I'm gonna start a new rather-infrequent topic series about weird things that tech support agents tell me. The words of the tech support agents shall be treated as gospel.

Today's episode:

1) C is for server, and S is for client.

Backstory:
I was working with HP's technical support team for a weird issue with our wifi speeds a few months ago. To troubleshoot the throughput speeds, we used a tool called iperf. With iperf and many other things you can run via Windows command prompt, there are different "flags" you can add to commands to perform slightly different functions. For example, if you use the tracert command to do a traceroute, you can add -d after the tracert command to stop the computer from doing DNS lookups on every hop and therefore run the traceroute faster. tracert -d google.com.

Iperf has similar flags. The most commonly used ones are -c and -s. You use -c on the "client" computer and -s on the "server" computer. The server listens for the traffic from the client, and the client sends the traffic to the server.

The Aruba TAC agent insisted that -C stood for server and -S stood for client, even though the built-in help output confirms the opposite.

So, C is for server and S is for client. So it was written and so it shall come to pass.

2) Ping is now an advanced network troubleshooting tool.

Backstory:
This morning at 3am, Google Fiber took a part of their network down for maintenance. Their support team said the maintenance would end by 5am. We were still down at 5am. So, I called them again. I told them they were still down. They swore up and down that nothing was wrong on their end.
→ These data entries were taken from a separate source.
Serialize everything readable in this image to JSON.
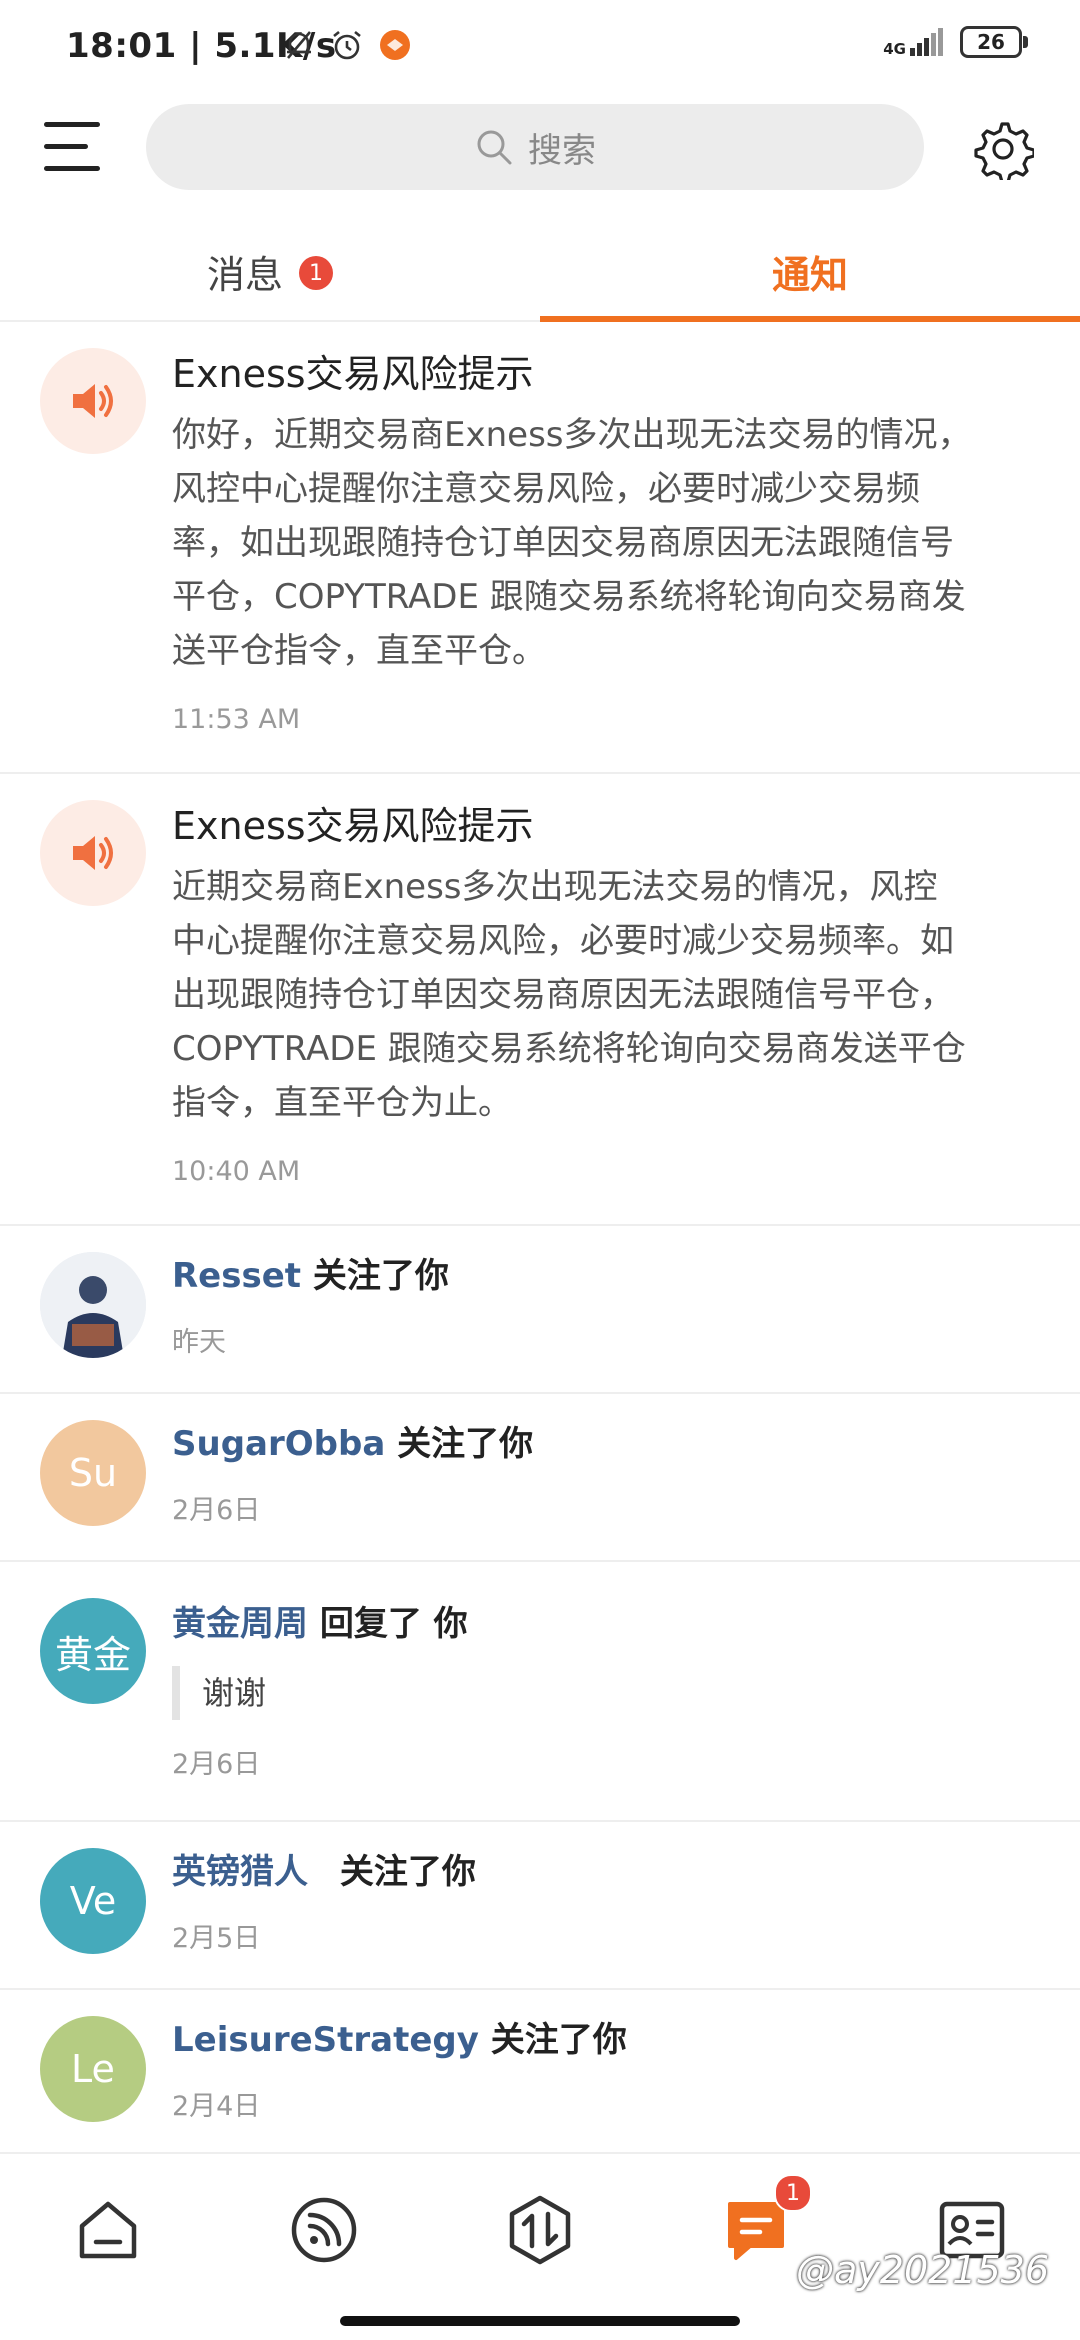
{
  "status_bar": {
    "time": "18:01",
    "speed": "5.1K/s",
    "network": "4G",
    "battery": "26"
  },
  "search": {
    "placeholder": "搜索"
  },
  "tabs": [
    {
      "label": "消息",
      "badge": "1"
    },
    {
      "label": "通知"
    }
  ],
  "notices": [
    {
      "title": "Exness交易风险提示",
      "body_lines": [
        "你好，近期交易商Exness多次出现无法交易的情况，",
        "风控中心提醒你注意交易风险，必要时减少交易频",
        "率，如出现跟随持仓订单因交易商原因无法跟随信号",
        "平仓，COPYTRADE 跟随交易系统将轮询向交易商发",
        "送平仓指令，直至平仓。"
      ],
      "time": "11:53 AM"
    },
    {
      "title": "Exness交易风险提示",
      "body_lines": [
        "近期交易商Exness多次出现无法交易的情况，风控",
        "中心提醒你注意交易风险，必要时减少交易频率。如",
        "出现跟随持仓订单因交易商原因无法跟随信号平仓，",
        "COPYTRADE 跟随交易系统将轮询向交易商发送平仓",
        "指令，直至平仓为止。"
      ],
      "time": "10:40 AM"
    }
  ],
  "activities": [
    {
      "avatar": "",
      "user": "Resset",
      "action": "关注了你",
      "time": "昨天"
    },
    {
      "avatar": "Su",
      "avatar_color": "#f2c89e",
      "user": "SugarObba",
      "action": "关注了你",
      "time": "2月6日"
    },
    {
      "avatar": "黄金",
      "avatar_color": "#45aabb",
      "user": "黄金周周",
      "action": "回复了 你",
      "quote": "谢谢",
      "time": "2月6日"
    },
    {
      "avatar": "Ve",
      "avatar_color": "#45aabb",
      "user": "英镑猎人",
      "action": "关注了你",
      "time": "2月5日"
    },
    {
      "avatar": "Le",
      "avatar_color": "#b5cc82",
      "user": "LeisureStrategy",
      "action": "关注了你",
      "time": "2月4日"
    }
  ],
  "bottom_nav": [
    {
      "icon": "home-icon"
    },
    {
      "icon": "feed-icon"
    },
    {
      "icon": "trade-icon"
    },
    {
      "icon": "messages-icon",
      "badge": "1",
      "active": true
    },
    {
      "icon": "profile-card-icon"
    }
  ],
  "watermark": "@ay2021536",
  "colors": {
    "accent": "#f07020",
    "username": "#3b5f8f",
    "badge": "#e84a3a"
  }
}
From the little bit of troubleshooting I was able to do remotely, it looked like there was still something wrong on their end. I asked the Google Fiber tech support rep to ping their IP. He said they couldn't do that. His exact words:

"Advanced troubleshooting tools like ping are outside of our scope of support."

So, ping is now an advanced troubleshooting tool. So it was written and so it shall come to pass.